I think I am missing

I think I am missing something
I am unfamiliar with Pat Buchanan’s politics, but I know he is Catholic. I heard him speak a few times, and I thought he made some sense. My personal favourite Catholic presidential hopeful was Alan Keyes, however.
The other day I got the Roman Catholic Books catalog in the mail. I usually enjoy flipping through it. I stopped short at an advertisement for Pat Buchanan’s book Death of the West. I have not read the book, so I am not offering a critique. The ad did scare me a bit. Am I overreacting, or missing something?

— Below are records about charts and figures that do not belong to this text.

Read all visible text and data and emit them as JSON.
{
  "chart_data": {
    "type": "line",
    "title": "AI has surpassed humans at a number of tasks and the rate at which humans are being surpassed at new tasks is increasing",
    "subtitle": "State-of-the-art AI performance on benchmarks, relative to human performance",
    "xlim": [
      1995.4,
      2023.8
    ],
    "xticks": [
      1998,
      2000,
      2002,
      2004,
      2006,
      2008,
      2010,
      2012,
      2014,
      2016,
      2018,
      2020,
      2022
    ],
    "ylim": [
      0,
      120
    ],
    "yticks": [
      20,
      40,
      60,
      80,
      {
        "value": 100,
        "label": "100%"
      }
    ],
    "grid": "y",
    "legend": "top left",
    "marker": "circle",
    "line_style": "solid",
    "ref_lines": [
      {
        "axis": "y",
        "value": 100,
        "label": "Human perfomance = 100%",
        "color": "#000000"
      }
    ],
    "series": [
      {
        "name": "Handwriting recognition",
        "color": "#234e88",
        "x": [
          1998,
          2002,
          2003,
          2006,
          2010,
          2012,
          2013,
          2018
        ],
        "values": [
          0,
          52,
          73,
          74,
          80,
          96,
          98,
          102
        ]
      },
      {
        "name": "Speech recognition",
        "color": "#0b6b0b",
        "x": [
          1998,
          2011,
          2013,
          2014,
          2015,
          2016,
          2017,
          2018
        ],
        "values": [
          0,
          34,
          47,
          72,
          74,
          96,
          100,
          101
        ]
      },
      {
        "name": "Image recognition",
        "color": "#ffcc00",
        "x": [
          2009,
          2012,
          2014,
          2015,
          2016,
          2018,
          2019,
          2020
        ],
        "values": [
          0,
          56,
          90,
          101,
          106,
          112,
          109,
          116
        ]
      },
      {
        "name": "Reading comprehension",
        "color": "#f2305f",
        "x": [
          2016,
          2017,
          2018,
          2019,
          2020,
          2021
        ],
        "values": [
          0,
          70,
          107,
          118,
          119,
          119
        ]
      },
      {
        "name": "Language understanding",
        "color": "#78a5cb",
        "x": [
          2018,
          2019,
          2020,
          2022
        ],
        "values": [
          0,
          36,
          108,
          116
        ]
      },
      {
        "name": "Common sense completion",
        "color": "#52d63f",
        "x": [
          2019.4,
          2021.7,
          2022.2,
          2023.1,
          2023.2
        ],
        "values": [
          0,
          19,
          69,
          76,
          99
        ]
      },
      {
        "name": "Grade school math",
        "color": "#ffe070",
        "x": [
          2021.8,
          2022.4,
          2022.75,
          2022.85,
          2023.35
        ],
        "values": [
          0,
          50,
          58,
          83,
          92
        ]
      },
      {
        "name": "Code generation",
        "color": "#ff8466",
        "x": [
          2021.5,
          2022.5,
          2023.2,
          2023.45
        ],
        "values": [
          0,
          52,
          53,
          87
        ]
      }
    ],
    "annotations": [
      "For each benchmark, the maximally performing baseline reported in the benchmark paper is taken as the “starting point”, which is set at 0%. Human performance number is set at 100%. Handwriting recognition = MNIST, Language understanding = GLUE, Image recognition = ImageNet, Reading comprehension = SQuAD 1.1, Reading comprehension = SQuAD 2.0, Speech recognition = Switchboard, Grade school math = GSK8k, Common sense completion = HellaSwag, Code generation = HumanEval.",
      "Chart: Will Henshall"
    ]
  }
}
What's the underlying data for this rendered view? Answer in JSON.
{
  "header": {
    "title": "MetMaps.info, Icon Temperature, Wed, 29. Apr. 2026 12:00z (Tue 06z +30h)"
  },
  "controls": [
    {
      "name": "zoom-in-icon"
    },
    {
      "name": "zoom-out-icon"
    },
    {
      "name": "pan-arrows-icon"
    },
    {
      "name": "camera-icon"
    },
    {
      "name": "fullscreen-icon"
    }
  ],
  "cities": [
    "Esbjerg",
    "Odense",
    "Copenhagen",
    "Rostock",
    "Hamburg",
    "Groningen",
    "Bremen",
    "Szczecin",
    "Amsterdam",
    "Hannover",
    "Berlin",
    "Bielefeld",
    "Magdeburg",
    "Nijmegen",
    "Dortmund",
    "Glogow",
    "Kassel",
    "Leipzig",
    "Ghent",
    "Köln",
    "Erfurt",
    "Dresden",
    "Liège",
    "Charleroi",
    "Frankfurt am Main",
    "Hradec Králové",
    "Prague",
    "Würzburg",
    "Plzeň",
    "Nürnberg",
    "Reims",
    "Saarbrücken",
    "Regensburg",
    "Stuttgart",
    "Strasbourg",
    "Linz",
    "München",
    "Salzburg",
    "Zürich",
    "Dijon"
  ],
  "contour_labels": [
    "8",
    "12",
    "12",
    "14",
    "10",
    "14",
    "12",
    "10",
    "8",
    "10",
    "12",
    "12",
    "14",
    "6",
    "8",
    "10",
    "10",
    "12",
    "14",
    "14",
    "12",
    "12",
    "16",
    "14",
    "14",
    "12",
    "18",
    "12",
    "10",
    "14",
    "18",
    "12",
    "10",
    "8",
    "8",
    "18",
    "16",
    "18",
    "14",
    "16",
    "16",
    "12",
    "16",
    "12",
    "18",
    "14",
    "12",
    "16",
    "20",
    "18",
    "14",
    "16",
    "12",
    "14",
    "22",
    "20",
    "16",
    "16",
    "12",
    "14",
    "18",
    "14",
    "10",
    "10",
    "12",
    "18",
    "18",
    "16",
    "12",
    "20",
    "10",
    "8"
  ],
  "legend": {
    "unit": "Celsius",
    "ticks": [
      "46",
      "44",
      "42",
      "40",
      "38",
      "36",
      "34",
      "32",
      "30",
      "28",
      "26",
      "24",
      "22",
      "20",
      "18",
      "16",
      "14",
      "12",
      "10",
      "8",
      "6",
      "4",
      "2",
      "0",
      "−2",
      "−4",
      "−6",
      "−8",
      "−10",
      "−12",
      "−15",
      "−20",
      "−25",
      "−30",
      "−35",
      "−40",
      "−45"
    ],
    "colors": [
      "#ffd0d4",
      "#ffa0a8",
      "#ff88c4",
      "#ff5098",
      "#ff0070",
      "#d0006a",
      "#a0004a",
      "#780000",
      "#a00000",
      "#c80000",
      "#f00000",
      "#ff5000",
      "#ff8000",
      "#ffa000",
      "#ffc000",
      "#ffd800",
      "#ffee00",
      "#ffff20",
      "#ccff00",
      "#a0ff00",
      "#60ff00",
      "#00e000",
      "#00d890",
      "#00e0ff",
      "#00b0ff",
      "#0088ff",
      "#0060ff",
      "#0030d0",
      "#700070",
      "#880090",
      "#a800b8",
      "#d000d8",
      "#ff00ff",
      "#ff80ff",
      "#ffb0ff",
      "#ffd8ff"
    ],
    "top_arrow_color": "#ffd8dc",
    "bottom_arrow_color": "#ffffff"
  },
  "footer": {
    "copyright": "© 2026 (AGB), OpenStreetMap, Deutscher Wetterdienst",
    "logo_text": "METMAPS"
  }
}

Collapsing birth rates and native populations… out-of-control immigration… a process of “de-Christianization”
With electrifying prose and massive documentation, Buchanan reveals:
* How collapsing birth rates in Western nations, coupled with skyrocketing birth rates among Muslims, Asians and other Third World peoples will soon cause cataclysmic shifts in world power
* How uncontrolled immigration is changing the composition of the U.S. and European nations in ways that threaten their survival
* How our cultural institutions have been deliberately and systematically undermining the foundation beliefs and traditions of American and Western civilization for years
* Why aging populations will force developed nations to choose between mass immigration and mass euthanasia
* Why the Christian majority in America was routed — with help from its own clergy
* Why young women are not having children in America and Europe
* Empty churches, full mosques: the long-term implications for the post-Christian West
* Why immigrants from Mexico will never assimilate
* Why the GOP may be history by 2010
* Six terrible consequences of the overthrow of the moral order
* Five ways you can enlist now in the battle to preserve Christian America
* The single most important cause for 21st-century conservatives
* The “absolute correlation” between religious faith and large families — and between loss of faith and population decline
* Empty doomsaying? “The Death of the West is not a prediction of what is going to happen,” Buchanan clarifies, “it is a depiction of what is happening now. First World Nations are dying. They face a mortal crisis, not because of something happening in the Third World, but because of what is not happening at home and in the homes of the First World.”

Emphasis added.Now, I understand how there are problems that are the decline of Christianity, such as birth control, but what’s this whole native populations deal? Isn’t Christianity for all? I am lost here, or am I being overly liberal/sensitive. I personally think that the decline of Christianity has more to do with bad formation then immigrants, but that is just my opinion.